Superman was America's first ever introduction to comic book superheroes, and remains the world's most popular and instantly recognizable hero on the panel. There is NO way anyone in their right mind is going to let Supes bite the dust for good.

The closest he ever came to it was in the infamous "Death of Superman", where the Man of Steel met his demise at the hands of Doomsday, only to return shortly afterwards donning a black suit and a lack of powers -- though he eventually got those back too -- emerging from a regeneration matrix inside of The Fortress of Solitude.


There used to be a saying in the comic book industry that pretty much stated that the only characters who ever stayed buried were Jason Todd, Bucky Barnes, and Uncle Ben. This phrase was first coined back in the '80s, and since then, we have seen the triumphant returns of both Jason Todd and Bucky Barnes.

And yet, Uncle Ben still has a gravesite with his name on it where his soul rests. Frankly, he should remain in the grave no matter what since his mugging is the essential reason why Peter Parker became Spider-Man. It's way too important of an origin story to mess with those repercussions.
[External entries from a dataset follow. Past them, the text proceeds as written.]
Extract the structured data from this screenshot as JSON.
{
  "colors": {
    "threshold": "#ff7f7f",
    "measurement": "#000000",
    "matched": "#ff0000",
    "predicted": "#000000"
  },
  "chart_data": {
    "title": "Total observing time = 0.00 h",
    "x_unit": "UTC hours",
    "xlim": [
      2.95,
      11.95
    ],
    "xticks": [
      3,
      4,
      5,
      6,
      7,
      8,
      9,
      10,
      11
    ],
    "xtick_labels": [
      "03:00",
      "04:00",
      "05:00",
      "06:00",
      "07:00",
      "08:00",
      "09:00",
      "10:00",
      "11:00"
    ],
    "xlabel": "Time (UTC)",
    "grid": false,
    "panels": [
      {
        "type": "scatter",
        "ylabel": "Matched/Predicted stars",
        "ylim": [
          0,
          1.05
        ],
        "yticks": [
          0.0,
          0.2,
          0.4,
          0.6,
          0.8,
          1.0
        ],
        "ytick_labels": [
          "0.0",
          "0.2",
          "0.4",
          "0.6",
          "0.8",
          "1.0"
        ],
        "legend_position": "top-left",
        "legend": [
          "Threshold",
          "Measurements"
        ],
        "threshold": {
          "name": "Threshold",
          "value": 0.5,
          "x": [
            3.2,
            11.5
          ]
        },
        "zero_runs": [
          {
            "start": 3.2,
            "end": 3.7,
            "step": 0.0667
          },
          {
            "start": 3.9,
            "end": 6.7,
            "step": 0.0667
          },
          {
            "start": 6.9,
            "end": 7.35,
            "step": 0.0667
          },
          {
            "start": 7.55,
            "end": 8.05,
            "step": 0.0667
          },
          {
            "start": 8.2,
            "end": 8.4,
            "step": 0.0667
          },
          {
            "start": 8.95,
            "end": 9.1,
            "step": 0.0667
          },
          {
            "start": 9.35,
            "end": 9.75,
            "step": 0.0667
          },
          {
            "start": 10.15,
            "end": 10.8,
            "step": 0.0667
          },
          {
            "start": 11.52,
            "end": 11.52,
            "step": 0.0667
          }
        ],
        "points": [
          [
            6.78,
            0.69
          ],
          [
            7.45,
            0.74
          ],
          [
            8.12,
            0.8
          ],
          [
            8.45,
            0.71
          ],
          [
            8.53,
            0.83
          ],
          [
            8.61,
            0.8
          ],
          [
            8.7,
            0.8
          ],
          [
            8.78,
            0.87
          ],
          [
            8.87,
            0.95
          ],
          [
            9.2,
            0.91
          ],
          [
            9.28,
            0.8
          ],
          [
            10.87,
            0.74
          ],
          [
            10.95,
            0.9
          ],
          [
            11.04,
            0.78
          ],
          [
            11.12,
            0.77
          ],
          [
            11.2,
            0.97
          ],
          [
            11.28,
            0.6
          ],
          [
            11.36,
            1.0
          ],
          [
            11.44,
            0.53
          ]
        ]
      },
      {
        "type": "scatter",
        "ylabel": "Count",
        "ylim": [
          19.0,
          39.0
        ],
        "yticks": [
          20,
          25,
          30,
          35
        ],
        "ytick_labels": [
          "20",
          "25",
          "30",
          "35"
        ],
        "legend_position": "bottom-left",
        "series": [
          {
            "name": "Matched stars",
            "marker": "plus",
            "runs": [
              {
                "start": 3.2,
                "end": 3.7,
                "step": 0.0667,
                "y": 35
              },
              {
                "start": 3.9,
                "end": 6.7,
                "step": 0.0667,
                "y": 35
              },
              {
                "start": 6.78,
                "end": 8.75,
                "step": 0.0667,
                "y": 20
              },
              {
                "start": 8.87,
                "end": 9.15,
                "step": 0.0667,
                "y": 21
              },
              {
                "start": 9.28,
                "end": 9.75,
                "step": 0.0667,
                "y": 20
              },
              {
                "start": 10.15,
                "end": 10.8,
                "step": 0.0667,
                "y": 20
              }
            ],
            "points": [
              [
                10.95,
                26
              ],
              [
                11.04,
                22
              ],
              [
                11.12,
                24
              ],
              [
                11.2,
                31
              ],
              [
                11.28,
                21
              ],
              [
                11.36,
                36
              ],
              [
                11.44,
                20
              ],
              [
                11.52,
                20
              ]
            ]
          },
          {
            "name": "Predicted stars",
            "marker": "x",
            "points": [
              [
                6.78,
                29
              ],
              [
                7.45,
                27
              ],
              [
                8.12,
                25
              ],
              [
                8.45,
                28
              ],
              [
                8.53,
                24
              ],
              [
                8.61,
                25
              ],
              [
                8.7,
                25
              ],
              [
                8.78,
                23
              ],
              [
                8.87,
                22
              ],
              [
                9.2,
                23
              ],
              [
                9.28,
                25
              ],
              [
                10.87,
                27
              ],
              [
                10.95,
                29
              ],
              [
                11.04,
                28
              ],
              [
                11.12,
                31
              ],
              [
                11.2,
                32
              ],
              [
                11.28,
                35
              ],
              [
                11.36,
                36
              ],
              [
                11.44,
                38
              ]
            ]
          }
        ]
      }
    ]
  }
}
The final issue of Ultimate Spider-Man sees the demise of its title character in a heroic sacrifice. In a big fight against Norman Osborn, Spidey finds himself surrounding by friends and family -- most notably Mary Jane Watson and Aunt May -- trying to protect them.

In a last ditch effort, Spidey lifts a truck above his head and squishes Norman with it. Unfortunately, the truck spontaneously combusts before Peter can evade it, and cannot recover from his wounds. While this universe's Spidey was downed, he typically doesn't stay buried because he's Spider-Man. This is just one of several examples where Spidey bites the dust.


Alexandra DeWitt was the girlfriend of Kyle Rayner. One day after a battle, he came home to find out that his girlfriend had not only been strangled to lifelessness by Major Force, and stuffed inside of the refrigerator. This kickstarted an entire trope term called "Women in Refrigerators," which refers to female characters who get nixed off in favor of advancing a male character's storyline.

It once seemed as though Alex would be brought back to life, but this new version of Alex turned out to merely by a projected construct formed from a Black Lantern.